Les managers suisses en pleine conversation
Le poste de CEO mis au concours à l’époque était mon job de rêve
Caroline Meynis de Paulin dirige depuis huit ans l’entreprise de technologie médicale Schmitz AG, qui emploie bientôt sept personnes. Bien qu’elle n’ait à l’époque satisfait qu’à la moitié des exigences du poste mis au concours, elle s’est vu confier la fonction de CEO. Dans cette édition du Stettler CEO Talk, elle parle de la progression rapide de sa carrière vers son job de rêve, de la mise en place et du développement de l’entreprise ainsi que de la raison pour laquelle elle aime particulièrement restaurer des meubles anciens.
Caroline Meynis de Paulin, lorsque vous vous remémorez ces huit dernières années à votre poste de CEO de Schmitz AG, quels sont les moments forts qui vous viennent à l’esprit?

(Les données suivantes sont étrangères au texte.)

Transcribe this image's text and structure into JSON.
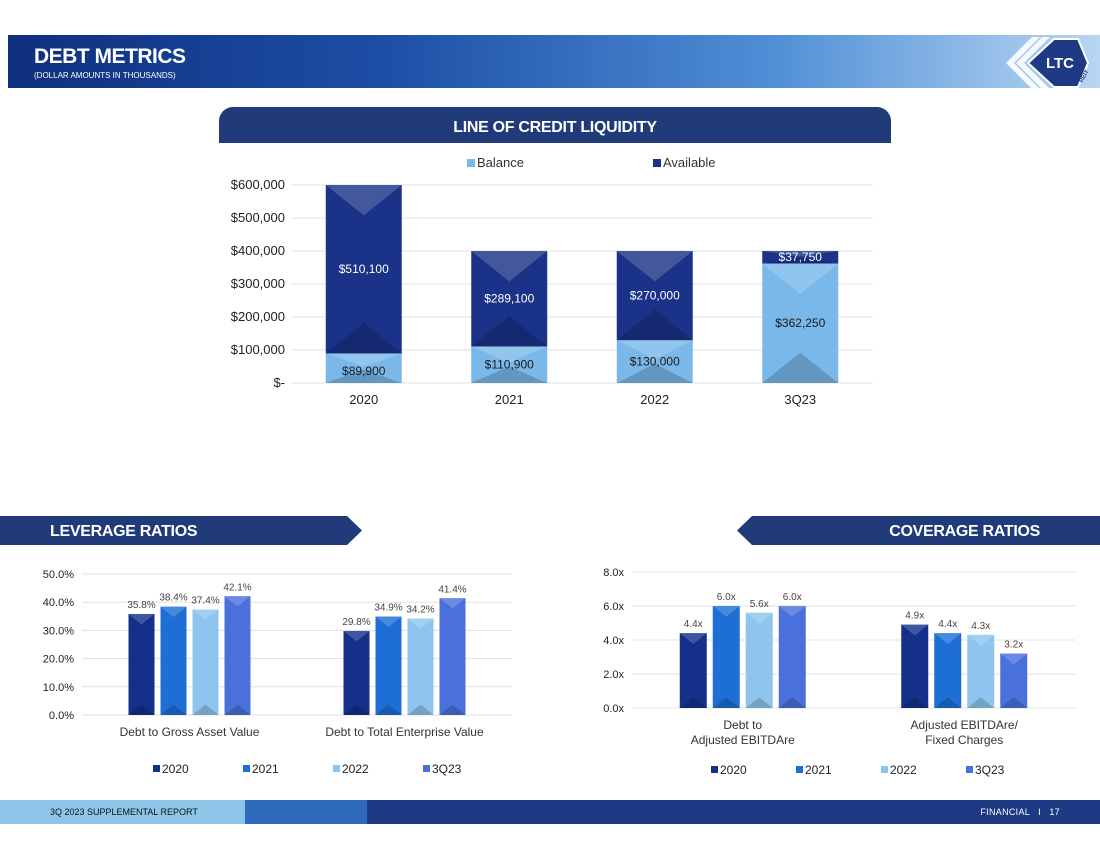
{
  "header": {
    "title": "DEBT METRICS",
    "subtitle": "(DOLLAR AMOUNTS IN THOUSANDS)",
    "logo_text": "LTC",
    "logo_sub": "REIT"
  },
  "footer": {
    "left": "3Q 2023 SUPPLEMENTAL REPORT",
    "section": "FINANCIAL",
    "separator": "I",
    "page": "17"
  },
  "colors": {
    "y2020": "#14308a",
    "y2021": "#1d6fd6",
    "y2022": "#8fc4ee",
    "y3q23": "#4a70dc",
    "balance": "#7ab8ea",
    "available": "#1a3288",
    "banner": "#213a7a"
  },
  "chart_data": [
    {
      "id": "loc",
      "type": "bar",
      "stacked": true,
      "title": "LINE OF CREDIT LIQUIDITY",
      "categories": [
        "2020",
        "2021",
        "2022",
        "3Q23"
      ],
      "series": [
        {
          "name": "Balance",
          "values": [
            89900,
            110900,
            130000,
            362250
          ],
          "labels": [
            "$89,900",
            "$110,900",
            "$130,000",
            "$362,250"
          ]
        },
        {
          "name": "Available",
          "values": [
            510100,
            289100,
            270000,
            37750
          ],
          "labels": [
            "$510,100",
            "$289,100",
            "$270,000",
            "$37,750"
          ]
        }
      ],
      "ylim": [
        0,
        600000
      ],
      "yticks": [
        0,
        100000,
        200000,
        300000,
        400000,
        500000,
        600000
      ],
      "ytick_labels": [
        "$-",
        "$100,000",
        "$200,000",
        "$300,000",
        "$400,000",
        "$500,000",
        "$600,000"
      ],
      "legend": "top"
    },
    {
      "id": "leverage",
      "type": "bar",
      "title": "LEVERAGE RATIOS",
      "categories": [
        "Debt to Gross Asset Value",
        "Debt to Total Enterprise Value"
      ],
      "series": [
        {
          "name": "2020",
          "values": [
            35.8,
            29.8
          ],
          "labels": [
            "35.8%",
            "29.8%"
          ]
        },
        {
          "name": "2021",
          "values": [
            38.4,
            34.9
          ],
          "labels": [
            "38.4%",
            "34.9%"
          ]
        },
        {
          "name": "2022",
          "values": [
            37.4,
            34.2
          ],
          "labels": [
            "37.4%",
            "34.2%"
          ]
        },
        {
          "name": "3Q23",
          "values": [
            42.1,
            41.4
          ],
          "labels": [
            "42.1%",
            "41.4%"
          ]
        }
      ],
      "ylim": [
        0,
        50
      ],
      "yticks": [
        0,
        10,
        20,
        30,
        40,
        50
      ],
      "ytick_labels": [
        "0.0%",
        "10.0%",
        "20.0%",
        "30.0%",
        "40.0%",
        "50.0%"
      ],
      "legend": "bottom"
    },
    {
      "id": "coverage",
      "type": "bar",
      "title": "COVERAGE RATIOS",
      "categories": [
        "Debt to\nAdjusted EBITDAre",
        "Adjusted EBITDAre/\nFixed Charges"
      ],
      "series": [
        {
          "name": "2020",
          "values": [
            4.4,
            4.9
          ],
          "labels": [
            "4.4x",
            "4.9x"
          ]
        },
        {
          "name": "2021",
          "values": [
            6.0,
            4.4
          ],
          "labels": [
            "6.0x",
            "4.4x"
          ]
        },
        {
          "name": "2022",
          "values": [
            5.6,
            4.3
          ],
          "labels": [
            "5.6x",
            "4.3x"
          ]
        },
        {
          "name": "3Q23",
          "values": [
            6.0,
            3.2
          ],
          "labels": [
            "6.0x",
            "3.2x"
          ]
        }
      ],
      "ylim": [
        0,
        8
      ],
      "yticks": [
        0,
        2,
        4,
        6,
        8
      ],
      "ytick_labels": [
        "0.0x",
        "2.0x",
        "4.0x",
        "6.0x",
        "8.0x"
      ],
      "legend": "bottom"
    }
  ]
}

Mon premier moment fort a été l’inauguration et la mise en service de nos bureaux. A l’époque, lorsque j’ai pris mes fonctions de CEO, nous n’avions pas grand-chose si ce n’est deux personnes employées au sein du service externe. Un autre moment fort a été notre passage peu conventionnel à l’IFAS Expo de Zurich. C’est à cette occasion que nous avons présenté notre entreprise suisse établie à Fribourg à travers un produit très spécifique: un fauteuil gynécologique haut de gamme doté d’un revêtement élégant en cuir de veau fribourgeois vérifié médicalement.
Cette démarche a-t-elle été bien perçue?
Bien entendu, il y a eu de grandes discussions en amont car dans le passé, les couleurs et les stratégies de commercialisation choisies étaient plutôt conservatrices. En définitive, j’ai pu gagner la confiance de la direction de la société mère, qui m’a laissé le champ libre. Cela a porté ses fruits puisqu’il régnait une grande effervescence à notre stand d’exposition. Que l’on trouve notre initiative audacieuse ou provocante, notre chaise est réellement devenue un gag récurrent. Elle a permis à notre petite entreprise suisse d’être sous les feux de la rampe et a donné lieu à de bons échanges et à de nouvelles relations commerciales.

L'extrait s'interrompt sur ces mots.